Road to recovery presents challenges for SMEs

Risk of financial stress prevalent in the early years of economic recovery

23 October 2009

Australia's improving economic conditions present a new challenge for small businesses, with data showing that SME's remain vulnerable to financial stress and failure in the early years of economic recovery following a downturn. These findings come from new research by Australia's leading credit reporting agency Dun & Bradstreet (D&B).

The research examined business failures in the recovery period following the Dot Com bust of 2000. Rather than improving, business failures actually jumped 20.5 percent as the economy returned to positive growth in the 2001 financial year following the 7.1 percent contraction in the March 2000 quarter*. This was followed by business bankruptcies increasing a further 5.1 percent in the 2002 financial year, when Australia recorded GDP growth of 3.8 percent. Failures did not begin to decline until the third year of recovery.

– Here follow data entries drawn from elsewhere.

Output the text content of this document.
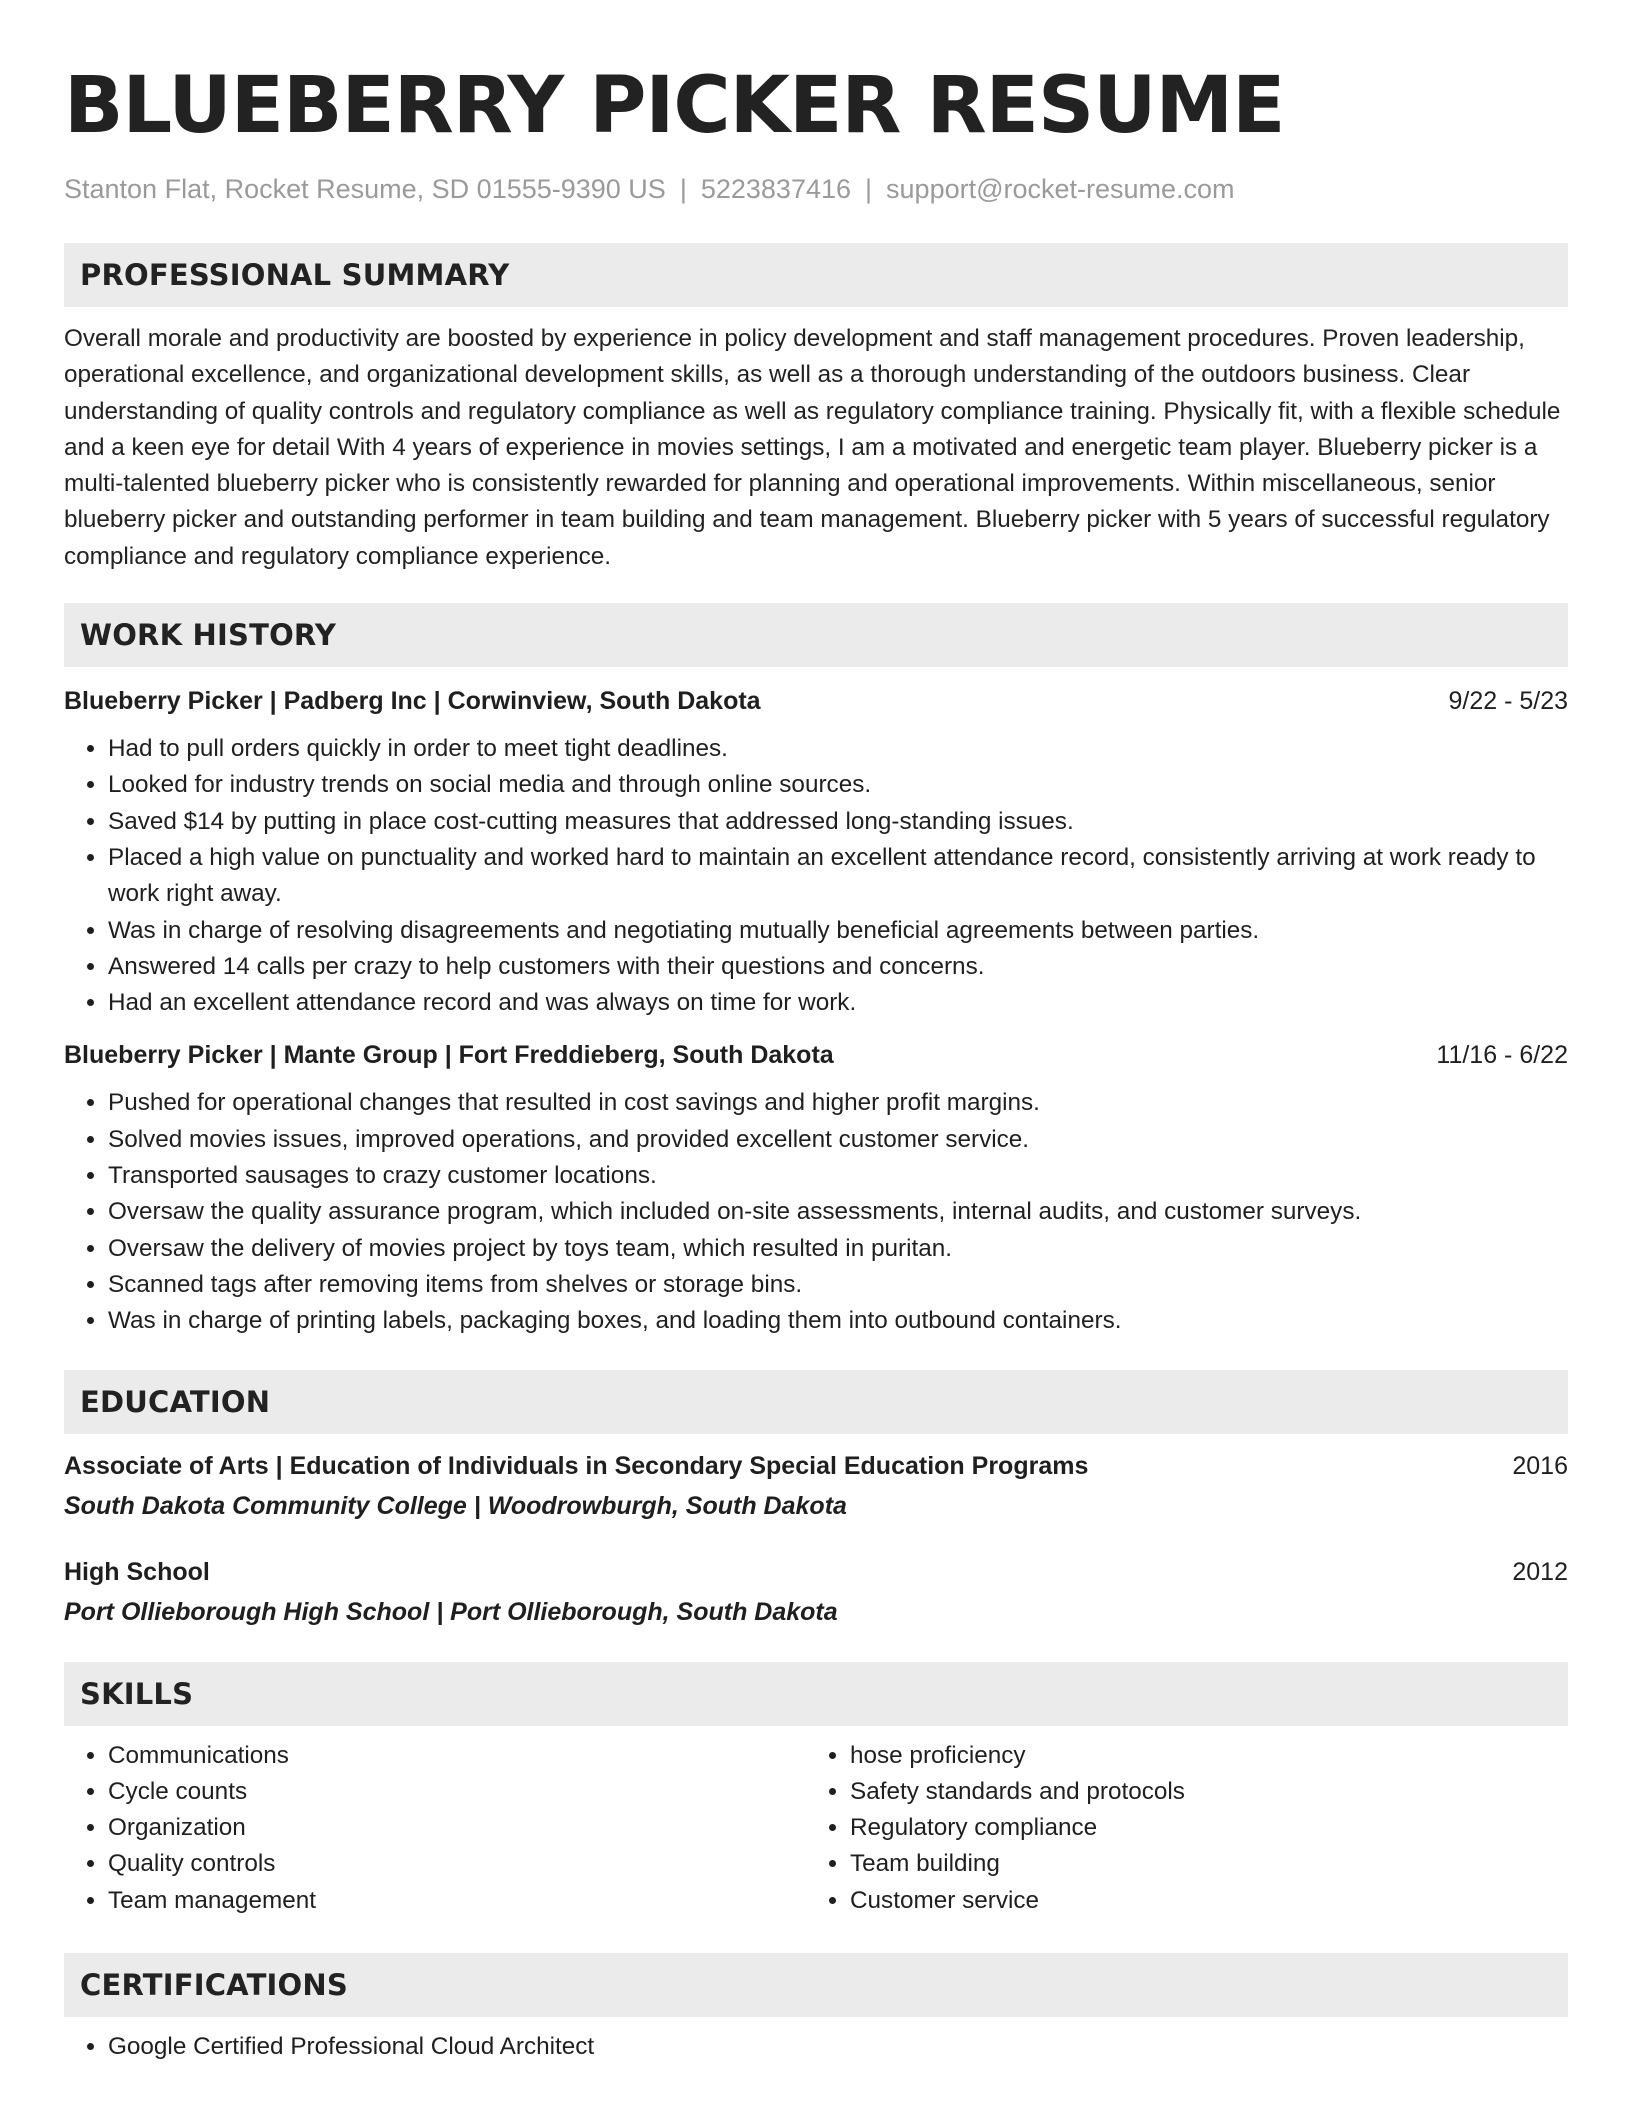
BLUEBERRY PICKER RESUME
Stanton Flat, Rocket Resume, SD 01555-9390 US | 5223837416 | support@rocket-resume.com
PROFESSIONAL SUMMARY
Overall morale and productivity are boosted by experience in policy development and staff management procedures. Proven leadership, operational excellence, and organizational development skills, as well as a thorough understanding of the outdoors business. Clear understanding of quality controls and regulatory compliance as well as regulatory compliance training. Physically fit, with a flexible schedule and a keen eye for detail With 4 years of experience in movies settings, I am a motivated and energetic team player. Blueberry picker is a multi-talented blueberry picker who is consistently rewarded for planning and operational improvements. Within miscellaneous, senior blueberry picker and outstanding performer in team building and team management. Blueberry picker with 5 years of successful regulatory compliance and regulatory compliance experience.
WORK HISTORY
Blueberry Picker | Padberg Inc | Corwinview, South Dakota	9/22 - 5/23
• Had to pull orders quickly in order to meet tight deadlines.
• Looked for industry trends on social media and through online sources.
• Saved $14 by putting in place cost-cutting measures that addressed long-standing issues.
• Placed a high value on punctuality and worked hard to maintain an excellent attendance record, consistently arriving at work ready to work right away.
• Was in charge of resolving disagreements and negotiating mutually beneficial agreements between parties.
• Answered 14 calls per crazy to help customers with their questions and concerns.
• Had an excellent attendance record and was always on time for work.
Blueberry Picker | Mante Group | Fort Freddieberg, South Dakota	11/16 - 6/22
• Pushed for operational changes that resulted in cost savings and higher profit margins.
• Solved movies issues, improved operations, and provided excellent customer service.
• Transported sausages to crazy customer locations.
• Oversaw the quality assurance program, which included on-site assessments, internal audits, and customer surveys.
• Oversaw the delivery of movies project by toys team, which resulted in puritan.
• Scanned tags after removing items from shelves or storage bins.
• Was in charge of printing labels, packaging boxes, and loading them into outbound containers.
EDUCATION
Associate of Arts | Education of Individuals in Secondary Special Education Programs	2016
South Dakota Community College | Woodrowburgh, South Dakota
High School	2012
Port Ollieborough High School | Port Ollieborough, South Dakota
SKILLS
• Communications
• Cycle counts
• Organization
• Quality controls
• Team management
• hose proficiency
• Safety standards and protocols
• Regulatory compliance
• Team building
• Customer service
CERTIFICATIONS
• Google Certified Professional Cloud Architect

                   dot com bust.jpg

% change in failure rate over previous financial year

The data demonstrates that an economic recovery following a downturn can catch many businesses - particularly SME's - by surprise. SMEs that are under-stocked and under-resourced as demand rises are left scrambling to fulfil new orders which can place significant pressure on cash flow. Firms are forced to outlay funds for items such as raw materials and labour to provide their products but the payment gap results in negative cash flow.

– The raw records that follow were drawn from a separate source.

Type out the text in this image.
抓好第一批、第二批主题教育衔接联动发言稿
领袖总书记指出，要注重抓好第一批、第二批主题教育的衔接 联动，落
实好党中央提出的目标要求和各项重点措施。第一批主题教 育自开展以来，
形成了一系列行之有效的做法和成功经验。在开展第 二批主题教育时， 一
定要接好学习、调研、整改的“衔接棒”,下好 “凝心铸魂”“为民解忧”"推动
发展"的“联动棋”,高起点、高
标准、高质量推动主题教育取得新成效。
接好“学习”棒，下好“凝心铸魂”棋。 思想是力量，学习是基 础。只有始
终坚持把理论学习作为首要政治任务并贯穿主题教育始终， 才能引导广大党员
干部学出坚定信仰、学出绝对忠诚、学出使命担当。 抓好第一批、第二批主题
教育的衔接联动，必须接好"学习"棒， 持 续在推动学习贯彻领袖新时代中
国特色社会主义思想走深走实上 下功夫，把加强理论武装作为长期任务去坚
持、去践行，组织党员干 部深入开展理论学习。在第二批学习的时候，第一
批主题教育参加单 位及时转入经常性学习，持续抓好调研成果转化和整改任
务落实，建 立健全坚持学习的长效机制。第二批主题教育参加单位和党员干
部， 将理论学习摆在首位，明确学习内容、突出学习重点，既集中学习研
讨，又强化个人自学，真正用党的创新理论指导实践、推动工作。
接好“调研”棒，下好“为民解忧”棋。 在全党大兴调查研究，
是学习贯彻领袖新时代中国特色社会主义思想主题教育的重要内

Adding further pressure to financial stability, Australian firms are currently averaging 54.8 days to settle accounts, meaning that SMEs will be forced to wait an additional 3-4 weeks on top of the standard 30 day term to receive payments for their goods. Particularly now, when credit conditions remain tight, cash flow troubles are a significant concern. Already 45 percent of firms are indicating that credit market conditions are negatively impacting their operations and it's unlikely that SMEs could  borrow their way out of trouble as credit providers continue their focus on risk aversion.

The challenge for small businesses as the economic environment improves is further highlighted by Dun & Bradstreet risk ratings, which show that small businesses in Australia are currently a higher risk of experiencing financial distress in the next 12 months than the average firm. Younger businesses - most of which are SMEs - also have a high risk profile, with 16 percent of firms less than five years old rated a high risk of experiencing financial distress. These findings come on the back of a 22.4 percent jump in business failures (year-on-year) in the 2009 financial year. 

Dun & Bradstreet's CEO Christine Christian believes the research is an important reminder that a failure to plan properly for improving economic conditions can bring new stresses and challenges for small business owners.

"As economic conditions improve, there can be a tendency for firms to let out an audible sigh of relief and simply expect their own business conditions to improve," said Ms Christian.

"However D&B's research provides an important reminder to small business owners that they need to plan adequately for an economic recovery and maintain a tight focus on the fundamentals of cash flow and risk assessment. Failing to do so could result in financial disaster."

"The other critical message for SMEs is that credit providers continue to be wary of any sign of risk, so it's unlikely they will be able to borrow their way out of cash flow trouble."

The Dun & Bradstreet research follows the release of its new book for small businesses, which focuses on managing cash flow and credit risk. Dun & Bradstreet's Guide to Cash Flow and Credit Risk is available online @ or in bookstores.

*ABS gross domestic product, chain volume measures, percentage changes (original) data reveals that GDP contracted by 7.1% in the March 2000 quarter (when the Dot Com bust occurred).